In [25]:
!pip install statsmodels



In [26]:
import numpy as np
import pandas as pd

import statsmodels.api as sm

import matplotlib.pyplot as plt 
%matplotlib inline

import random as rand

import warnings
warnings.filterwarnings("ignore")

Then we load the data. We will also print a list of each columns together with its datatype, using the "type" function.

In [27]:
np.random.seed(26)
df = pd.read_csv('tmdb_5000_movies.csv') # Load in the csv file 

feature_names = df.columns
for i in range(len(feature_names)):
    print(str(i), "\t", str(feature_names[i]),"\t\t\t", str(type(df.iloc[0,i])))

print(df.shape)

0 	 budget 			 <class 'numpy.int64'>
1 	 genres 			 <class 'str'>
2 	 homepage 			 <class 'str'>
3 	 id 			 <class 'numpy.int64'>
4 	 keywords 			 <class 'str'>
5 	 original_language 			 <class 'str'>
6 	 original_title 			 <class 'str'>
7 	 overview 			 <class 'str'>
8 	 popularity 			 <class 'numpy.float64'>
9 	 production_companies 			 <class 'str'>
10 	 production_countries 			 <class 'str'>
11 	 release_date 			 <class 'str'>
12 	 revenue 			 <class 'numpy.int64'>
13 	 runtime 			 <class 'numpy.float64'>
14 	 spoken_languages 			 <class 'str'>
15 	 status 			 <class 'str'>
16 	 tagline 			 <class 'str'>
17 	 title 			 <class 'str'>
18 	 vote_average 			 <class 'numpy.float64'>
19 	 vote_count 			 <class 'numpy.int64'>
(4803, 20)


# 1. Dealing with Nan/empty data

Our goal is to predict the success of a movie (represented by its revenue) provided a list of features.

In [28]:
# delete id column (which is not relevent to our task)
df = df.drop(["id"], axis=1)
print(df.shape)

feature_names = df.columns

# delete rows which contains empty field
for feature in feature_names:
    if (feature != "homepage"):
        df[feature].replace('', np.nan, inplace=True)
        df = df[~df[feature].isna()]

print(df.shape)

(4803, 19)
(3959, 19)


# 2. Split Train/Test

optional: k-fold etc.

In [29]:
df = df.sample(frac = 1) # we shuffle the data so that our train/test split will be truly random

train_proportion = 0.8
n = len(df)
print('Size of dataset: ', str(n))

# Put the first ntrain observations in the DataFrame df into the training set, and the rest into the test set
t = int(train_proportion * n)

target = df['revenue']
data = df.loc[:, ~df.columns.isin(['revenue'])]

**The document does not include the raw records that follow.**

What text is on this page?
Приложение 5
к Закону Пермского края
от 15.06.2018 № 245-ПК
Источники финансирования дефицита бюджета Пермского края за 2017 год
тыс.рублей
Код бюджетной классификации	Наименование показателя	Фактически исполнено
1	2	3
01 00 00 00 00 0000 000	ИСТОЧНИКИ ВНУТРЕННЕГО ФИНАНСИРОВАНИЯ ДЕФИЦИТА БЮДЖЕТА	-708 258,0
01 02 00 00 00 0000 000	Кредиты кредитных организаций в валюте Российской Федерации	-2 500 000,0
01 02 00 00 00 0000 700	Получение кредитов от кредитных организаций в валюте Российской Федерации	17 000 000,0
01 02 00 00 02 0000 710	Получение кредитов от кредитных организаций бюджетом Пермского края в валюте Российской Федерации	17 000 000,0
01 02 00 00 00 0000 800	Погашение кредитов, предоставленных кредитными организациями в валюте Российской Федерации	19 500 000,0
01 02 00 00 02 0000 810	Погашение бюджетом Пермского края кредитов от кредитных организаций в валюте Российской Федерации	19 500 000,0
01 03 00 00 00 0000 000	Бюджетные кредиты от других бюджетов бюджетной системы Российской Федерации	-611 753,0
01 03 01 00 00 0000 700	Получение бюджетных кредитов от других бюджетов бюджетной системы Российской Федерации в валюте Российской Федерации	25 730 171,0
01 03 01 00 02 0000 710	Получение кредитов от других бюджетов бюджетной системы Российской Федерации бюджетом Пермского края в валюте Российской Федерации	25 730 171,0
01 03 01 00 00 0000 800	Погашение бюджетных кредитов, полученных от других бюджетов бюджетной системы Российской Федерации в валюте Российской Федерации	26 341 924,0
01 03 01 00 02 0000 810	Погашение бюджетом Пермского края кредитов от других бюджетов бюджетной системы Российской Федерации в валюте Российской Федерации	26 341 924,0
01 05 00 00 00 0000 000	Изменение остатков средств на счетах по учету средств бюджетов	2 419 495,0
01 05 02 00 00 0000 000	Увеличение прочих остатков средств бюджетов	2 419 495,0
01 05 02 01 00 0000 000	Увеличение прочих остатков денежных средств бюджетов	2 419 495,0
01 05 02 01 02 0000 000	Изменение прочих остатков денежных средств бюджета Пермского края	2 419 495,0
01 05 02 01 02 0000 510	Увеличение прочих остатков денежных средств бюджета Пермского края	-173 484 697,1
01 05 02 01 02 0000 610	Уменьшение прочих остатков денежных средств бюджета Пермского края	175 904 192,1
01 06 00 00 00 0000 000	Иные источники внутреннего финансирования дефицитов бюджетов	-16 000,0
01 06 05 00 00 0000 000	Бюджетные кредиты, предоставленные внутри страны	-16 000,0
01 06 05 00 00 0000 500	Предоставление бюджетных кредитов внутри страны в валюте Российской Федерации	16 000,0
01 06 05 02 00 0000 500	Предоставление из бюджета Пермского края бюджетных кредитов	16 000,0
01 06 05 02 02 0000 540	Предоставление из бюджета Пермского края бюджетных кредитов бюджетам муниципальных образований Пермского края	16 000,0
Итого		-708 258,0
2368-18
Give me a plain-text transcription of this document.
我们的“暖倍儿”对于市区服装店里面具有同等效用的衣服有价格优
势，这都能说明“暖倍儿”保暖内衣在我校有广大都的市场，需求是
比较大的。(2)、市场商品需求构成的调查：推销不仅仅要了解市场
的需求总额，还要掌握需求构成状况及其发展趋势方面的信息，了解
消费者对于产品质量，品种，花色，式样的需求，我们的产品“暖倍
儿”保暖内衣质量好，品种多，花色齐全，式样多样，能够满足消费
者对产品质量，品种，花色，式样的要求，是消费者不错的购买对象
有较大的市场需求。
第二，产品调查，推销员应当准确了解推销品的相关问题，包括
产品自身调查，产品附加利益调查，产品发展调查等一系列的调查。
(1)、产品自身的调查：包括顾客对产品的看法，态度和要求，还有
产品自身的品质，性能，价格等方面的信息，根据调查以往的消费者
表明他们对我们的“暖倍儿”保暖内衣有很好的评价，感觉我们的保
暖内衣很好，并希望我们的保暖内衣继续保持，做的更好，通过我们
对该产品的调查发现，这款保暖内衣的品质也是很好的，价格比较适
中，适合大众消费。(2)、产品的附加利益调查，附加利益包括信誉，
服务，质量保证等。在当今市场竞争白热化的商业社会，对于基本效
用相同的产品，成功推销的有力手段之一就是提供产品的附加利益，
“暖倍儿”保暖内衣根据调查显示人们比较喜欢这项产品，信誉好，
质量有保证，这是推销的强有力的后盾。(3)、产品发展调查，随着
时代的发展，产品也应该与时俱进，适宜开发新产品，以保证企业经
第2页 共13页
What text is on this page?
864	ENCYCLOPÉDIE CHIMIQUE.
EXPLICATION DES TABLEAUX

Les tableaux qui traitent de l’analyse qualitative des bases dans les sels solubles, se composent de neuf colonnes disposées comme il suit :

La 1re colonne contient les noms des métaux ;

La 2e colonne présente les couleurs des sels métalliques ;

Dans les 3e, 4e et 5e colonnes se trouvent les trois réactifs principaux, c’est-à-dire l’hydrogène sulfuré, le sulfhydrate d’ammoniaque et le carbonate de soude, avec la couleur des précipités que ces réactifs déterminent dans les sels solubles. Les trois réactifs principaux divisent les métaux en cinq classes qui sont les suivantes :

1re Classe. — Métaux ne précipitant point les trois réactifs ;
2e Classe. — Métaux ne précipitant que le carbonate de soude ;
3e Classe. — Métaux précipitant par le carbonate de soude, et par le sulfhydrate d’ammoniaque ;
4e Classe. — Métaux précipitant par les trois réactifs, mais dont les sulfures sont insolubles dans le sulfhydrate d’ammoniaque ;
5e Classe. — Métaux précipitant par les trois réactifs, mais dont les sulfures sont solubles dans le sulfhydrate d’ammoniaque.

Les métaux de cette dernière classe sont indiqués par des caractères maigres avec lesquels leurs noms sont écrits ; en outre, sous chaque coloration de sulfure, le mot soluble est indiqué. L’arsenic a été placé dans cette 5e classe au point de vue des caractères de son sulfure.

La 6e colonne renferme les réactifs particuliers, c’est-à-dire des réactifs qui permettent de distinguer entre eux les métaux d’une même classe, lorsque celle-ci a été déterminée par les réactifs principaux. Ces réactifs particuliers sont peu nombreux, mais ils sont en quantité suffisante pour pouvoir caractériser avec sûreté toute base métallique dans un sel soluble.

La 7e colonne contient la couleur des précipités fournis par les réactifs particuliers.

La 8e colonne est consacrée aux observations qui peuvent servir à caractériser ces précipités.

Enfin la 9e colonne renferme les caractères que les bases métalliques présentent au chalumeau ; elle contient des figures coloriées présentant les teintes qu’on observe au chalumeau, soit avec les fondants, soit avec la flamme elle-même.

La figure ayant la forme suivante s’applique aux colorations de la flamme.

# the following variable records the features of examples in the training set
train_x = data.iloc[0:t]
# the following variable records the features of examples in the test set
test_x = data.iloc[t:]
# the following variable records the labels of examples in the training set
train_y = target[0:t]
# the following variable records the labels of examples in the test set
test_y = target[t:]

# let's take a look
print('Training dataset: ', train_x)
print('Training y: ',train_y)

Size of dataset:  3959
Training dataset:           budget                                             genres  \
2874   12000000  [{"id": 9648, "name": "Mystery"}, {"id": 53, "...   
2654    7000000  [{"id": 53, "name": "Thriller"}, {"id": 878, "...   
1043   45000000  [{"id": 35, "name": "Comedy"}, {"id": 80, "nam...   
1439   35000000  [{"id": 28, "name": "Action"}, {"id": 12, "nam...   
3211    7000000  [{"id": 18, "name": "Drama"}, {"id": 10402, "n...   
...         ...                                                ...   
1428   35000000  [{"id": 28, "name": "Action"}, {"id": 35, "nam...   
85    170000000  [{"id": 28, "name": "Action"}, {"id": 12, "nam...   
2029   22000000  [{"id": 14, "name": "Fantasy"}, {"id": 28, "na...   
1110   50000000  [{"id": 14, "name": "Fantasy"}, {"id": 28, "na...   
1650   30000000  [{"id": 28, "name": "Action"}, {"id": 878, "na...   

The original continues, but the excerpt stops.